Patient Safety/Quality Issue
Identify 1 patient safety/quality issue that you encountered in the clinical setting whether it was as a patient, as a family member of the patient, or at work in a clinical setting.
Describe the problem (patient safety/quality issue).
Identify at least 3 factors that contributed to the problem.
Based on the concepts that you’ve learned related to improving patient safety and quality what recommendations (minimum of 4) would you make to improve this issue?
Upload to Canvas to receive credit for this assignment. Please see rubric for additional details. This assignment should use scholarly, professional writing, in APA format.
Patient Safety Issues
Student’s Name
Institutional Affiliation
Patient Safety Issues
Patient safety is an integral part of healthcare systems and, as such, should be given priority. It is common in health centers and clinical facilities to identify safety issues and concerns resulting from negligence. Medical errors in hospitals are among the leading causes of deaths globally. I once fell ill and was admitted at CoxHealth, Missouri hospital. While admitted there, I was able to identify an error of medication.
The medication error was a concern with administering the wrong medication to a patient. The medication error was due to the failure of the treatment process as a physician chose a prescription that was inappropriate. A woman with Liddle’s Syndrome at CoxHealth presented signs of symptomatic and severe hypokalemia, and her doctor prescribed a full dose of Spironolactone for several days (Nieva, & Sorra, 2003). The lady continued having symptoms of hypokalemia despite having taken medication as prescribed. After a few days, a senior doctor identified that the medication prescribed to her was not the best to solve the problem.

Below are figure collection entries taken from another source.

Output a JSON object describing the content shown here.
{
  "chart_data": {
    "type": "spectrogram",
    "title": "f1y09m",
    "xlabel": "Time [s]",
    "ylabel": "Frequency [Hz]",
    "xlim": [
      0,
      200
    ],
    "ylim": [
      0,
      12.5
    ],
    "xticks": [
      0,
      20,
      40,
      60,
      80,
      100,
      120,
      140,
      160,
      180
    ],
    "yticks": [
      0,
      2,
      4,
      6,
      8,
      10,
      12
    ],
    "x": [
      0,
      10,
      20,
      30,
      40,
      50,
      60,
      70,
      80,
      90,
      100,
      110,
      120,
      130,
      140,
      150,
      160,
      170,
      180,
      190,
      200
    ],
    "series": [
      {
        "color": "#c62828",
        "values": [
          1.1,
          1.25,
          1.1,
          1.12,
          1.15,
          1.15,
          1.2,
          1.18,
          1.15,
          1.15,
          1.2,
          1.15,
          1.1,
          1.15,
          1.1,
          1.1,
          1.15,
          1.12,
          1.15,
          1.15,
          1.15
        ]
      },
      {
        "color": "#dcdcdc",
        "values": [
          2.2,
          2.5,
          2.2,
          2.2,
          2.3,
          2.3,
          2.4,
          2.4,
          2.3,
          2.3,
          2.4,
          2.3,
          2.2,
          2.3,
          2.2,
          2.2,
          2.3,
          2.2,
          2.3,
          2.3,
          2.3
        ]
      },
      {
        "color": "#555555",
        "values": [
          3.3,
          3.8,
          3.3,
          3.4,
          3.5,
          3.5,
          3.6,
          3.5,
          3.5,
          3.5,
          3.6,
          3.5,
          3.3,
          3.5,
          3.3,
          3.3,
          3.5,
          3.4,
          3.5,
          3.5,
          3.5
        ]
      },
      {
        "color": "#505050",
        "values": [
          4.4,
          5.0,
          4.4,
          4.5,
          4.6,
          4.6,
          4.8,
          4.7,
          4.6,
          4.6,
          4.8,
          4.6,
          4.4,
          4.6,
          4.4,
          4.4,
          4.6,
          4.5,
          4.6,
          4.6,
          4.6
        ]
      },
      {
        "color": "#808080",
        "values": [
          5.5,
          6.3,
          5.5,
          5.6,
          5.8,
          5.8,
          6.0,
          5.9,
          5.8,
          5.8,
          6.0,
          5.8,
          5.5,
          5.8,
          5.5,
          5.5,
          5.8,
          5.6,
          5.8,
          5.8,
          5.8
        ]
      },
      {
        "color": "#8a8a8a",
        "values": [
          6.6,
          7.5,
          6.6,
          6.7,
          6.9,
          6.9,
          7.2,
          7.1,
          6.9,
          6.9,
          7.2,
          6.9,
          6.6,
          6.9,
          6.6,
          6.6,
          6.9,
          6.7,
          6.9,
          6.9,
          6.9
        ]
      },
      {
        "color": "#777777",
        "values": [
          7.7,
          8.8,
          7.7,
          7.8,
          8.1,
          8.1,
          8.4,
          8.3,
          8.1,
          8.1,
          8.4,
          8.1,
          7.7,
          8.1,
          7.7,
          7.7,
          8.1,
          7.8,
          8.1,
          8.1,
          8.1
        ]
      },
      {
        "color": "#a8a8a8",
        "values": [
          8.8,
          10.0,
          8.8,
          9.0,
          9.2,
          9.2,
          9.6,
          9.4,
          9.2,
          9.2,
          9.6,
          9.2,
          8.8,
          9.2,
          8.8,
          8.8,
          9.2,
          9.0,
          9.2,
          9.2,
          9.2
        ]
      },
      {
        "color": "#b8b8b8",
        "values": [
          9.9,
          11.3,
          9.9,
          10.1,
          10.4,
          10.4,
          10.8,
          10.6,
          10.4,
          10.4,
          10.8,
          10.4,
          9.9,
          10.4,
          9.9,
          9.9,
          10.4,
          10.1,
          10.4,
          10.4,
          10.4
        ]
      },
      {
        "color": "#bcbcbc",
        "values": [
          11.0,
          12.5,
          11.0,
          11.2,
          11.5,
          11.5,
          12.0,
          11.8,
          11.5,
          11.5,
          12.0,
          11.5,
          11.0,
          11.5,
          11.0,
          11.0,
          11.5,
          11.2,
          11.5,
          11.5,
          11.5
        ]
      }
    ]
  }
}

As I observed, several reasons could have contributed to such prescription errors. Lack of basic knowledge about medication can contribute to a physician offering the wrong medication to patients. Lack of knowledge about all facts about the case a doctor is dealing with is also a factor leading to medication errors. The doctor who first offered a dosage of Spironolactone was not aware that his patient was suffering from sodium depletion resulting from Liddle’s syndrome. Was the doctor aware of such facts, he would have known Spironolactone would not be able to cure.
Poor communication between doctors also contributed to prescription errors. The senior doctors who were also assigned this case did not advise their junior on which medication to offer. There were missing facts about the patient’s history and, as such, leading to errors of medication. Communication in a hospital is crucial and can impact patient safety significantly.
It is important to prevent such medical errors as they have far-reaching consequences. Wrong medication can possibly cause serious consequences on a patient other than being unable to solve the underlying health challenge (Hughes, 2008). Continuous uptake of wrong medication may have some serious side effects on a patient. The following recommendations are crucial in a bid to avoid such errors in such as a hospital.
Reinforce physician’s knowledge of medication
Knowledge will be a doctor’s best defense when trying to avoid such prescription errors. Such knowledge on medication needs to be reinforced through constant updates and studies. Institutions and hospitals need to foster learning for doctors by incorporating medications data in a system in which doctors can easily refer to when making prescriptions.
Reconciliation of medical
Hospitals should engage doctors in the reconciliation processes of medications on a regular basis. Doctors can also do medication reconciliation when treating patients, whereby they compare a list of medications that the patient has been taking to those available in the hospital. This kind of medical reconciliation enables doctors to offer prescription from an informed point of view.
Medical Consultation among doctors
A doctor who has doubts about the prescription he or she is about to offer a patient, it is only noble that they consult with other physicians. Another doctor is likely to offer different insights that may potentially lead to the avoidance of medication errors.
Double-check on medication procedures
Physicians in a clinical setting need to embrace a culture of double-checking the necessary procedures followed during prescription. This recommendation requires all attending nurses and doctors to always ensure that they have confirmed the medication needs of each patient.
References
Hughes, R. (Ed.). (2008). Patient safety and quality: An evidence-based handbook for nurses
(Vol. 3). Rockville, MD: Agency for Healthcare Research and Quality.
Nieva, V. F., & Sorra, J. (2003). Safety culture assessment: a tool for improving patient safety in
Healthcare organizations. BMJ Quality & Safety, 12(suppl 2), ii17-ii23.